According to my great aunt, Kaz was quite the "bad boy" - drinking, womanizing, leading a louche existence when he was barely out of high school. Apparently, there was a jazz singer named Lily, whom he fell in love with. My great aunt giggles as she remembers this, but something nervous and almost hysterical undercuts her show of boisterousness. I want to know more, but her lips tighten, and she says mockingly, "Look at Leslie, so bemused, taking it all in."

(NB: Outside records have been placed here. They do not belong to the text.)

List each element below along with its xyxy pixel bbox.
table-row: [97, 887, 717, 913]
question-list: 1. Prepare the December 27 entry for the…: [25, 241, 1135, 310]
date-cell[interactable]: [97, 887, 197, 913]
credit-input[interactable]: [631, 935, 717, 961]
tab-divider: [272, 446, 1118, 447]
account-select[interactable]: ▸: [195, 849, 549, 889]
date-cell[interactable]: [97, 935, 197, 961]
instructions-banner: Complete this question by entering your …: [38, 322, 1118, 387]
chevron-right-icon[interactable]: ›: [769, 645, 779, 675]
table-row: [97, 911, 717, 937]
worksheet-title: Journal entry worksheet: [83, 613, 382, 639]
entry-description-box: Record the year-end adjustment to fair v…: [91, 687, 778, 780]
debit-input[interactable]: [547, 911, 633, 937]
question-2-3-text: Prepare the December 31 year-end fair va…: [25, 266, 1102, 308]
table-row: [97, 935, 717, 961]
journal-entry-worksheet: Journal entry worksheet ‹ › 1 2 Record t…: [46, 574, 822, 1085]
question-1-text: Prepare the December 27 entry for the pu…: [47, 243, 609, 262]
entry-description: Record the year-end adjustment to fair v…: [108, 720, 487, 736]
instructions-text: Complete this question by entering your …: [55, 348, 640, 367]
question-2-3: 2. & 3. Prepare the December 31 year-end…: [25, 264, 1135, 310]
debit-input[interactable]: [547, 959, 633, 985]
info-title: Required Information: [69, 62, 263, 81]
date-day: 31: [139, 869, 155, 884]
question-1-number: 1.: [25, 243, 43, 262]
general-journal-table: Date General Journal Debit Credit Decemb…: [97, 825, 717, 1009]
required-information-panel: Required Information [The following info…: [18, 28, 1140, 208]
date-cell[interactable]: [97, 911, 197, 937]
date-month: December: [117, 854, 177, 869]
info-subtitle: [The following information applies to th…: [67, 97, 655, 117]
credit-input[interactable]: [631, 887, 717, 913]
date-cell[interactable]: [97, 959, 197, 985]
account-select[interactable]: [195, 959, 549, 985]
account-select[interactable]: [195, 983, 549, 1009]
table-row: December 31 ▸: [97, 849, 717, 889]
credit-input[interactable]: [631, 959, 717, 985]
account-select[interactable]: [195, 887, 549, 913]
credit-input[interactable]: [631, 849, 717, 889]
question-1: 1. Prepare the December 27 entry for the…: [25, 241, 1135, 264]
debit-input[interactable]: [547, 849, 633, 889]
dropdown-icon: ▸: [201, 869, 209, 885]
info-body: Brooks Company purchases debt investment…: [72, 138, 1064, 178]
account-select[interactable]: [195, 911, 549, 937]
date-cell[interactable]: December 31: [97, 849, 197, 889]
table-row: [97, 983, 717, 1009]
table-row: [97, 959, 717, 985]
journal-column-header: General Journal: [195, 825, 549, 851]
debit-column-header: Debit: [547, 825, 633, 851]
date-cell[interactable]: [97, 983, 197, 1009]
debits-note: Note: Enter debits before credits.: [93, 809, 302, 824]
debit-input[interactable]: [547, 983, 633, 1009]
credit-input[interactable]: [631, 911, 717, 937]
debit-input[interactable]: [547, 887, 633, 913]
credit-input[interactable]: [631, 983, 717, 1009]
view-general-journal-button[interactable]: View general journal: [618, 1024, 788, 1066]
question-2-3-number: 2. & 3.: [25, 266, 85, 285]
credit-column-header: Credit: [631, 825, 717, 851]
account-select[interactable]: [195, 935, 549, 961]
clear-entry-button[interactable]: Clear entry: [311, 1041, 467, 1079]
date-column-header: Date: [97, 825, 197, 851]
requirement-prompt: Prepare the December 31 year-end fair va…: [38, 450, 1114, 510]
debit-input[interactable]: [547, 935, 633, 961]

Perhaps these childhood memories have something to do with why I'm tantalized by Anthony De Sa's Barnacle Love. This collection of linked short stories tells the tale of the Rebelo family, beginning with Manuel, a young fisherman, fleeing the insular confines of his Portuguese hometown. He washes up nearly drowned on the shores of Newfoundland, ready to make a new life, but where does he fit in? What does it mean to follow his dreams? Caught between tradition and the surging pulse in his blood, he falls under the spell of a fisherman's daughter, who, despite being a cripple, is strength and sexuality incarnate:
"Her hands blur as they weave the leather straps and secure the metal brace to her thigh - the moulded cup meets the hardened flesh where her leg should be. He's not sure how he feels about it - she is not whole. But when she brushes by him he is caught in her smell of cotton sheets and the peppered sweetness of cinnamon. There is intrigue in her difference - something fragile that needs his tending. Manuel wants to hold her, touch her."
With her missing leg and her slight figure - so slight that she appears almost an apparition when he first sees her - she represents mystery and the beauty of something lost. Her atrophied flesh and severed bone embody something unknowable about her past, in the same way that Manuel's own ties to Portugal are being torn away.
I find myself wondering about my grandfather's past and what it must have been like growing up in the shadow of Japan. He bristled under his father's expectation that he carry on the family tradition by becoming a doctor. I remember my great aunt alluding to his thwarted musical talents. She said that his personality dissolved after the war.
I want to ask my dad what happened, but something stops me. He already looks edgy, lying on the couch, flipping the channels, and I haven't said a word.
So instead I simply ask him if he would like to read Barnacle Love.
Photo from: here
2 comments:
I also have a grandad I know very very little about, he died when my mum was young. The bits I do know make him interesting but I have no way to know more.
Although these gaps in family knowledge can be frustrating, in a way, they make our grandfathers interesting.... It frees up more room for imagining who they were.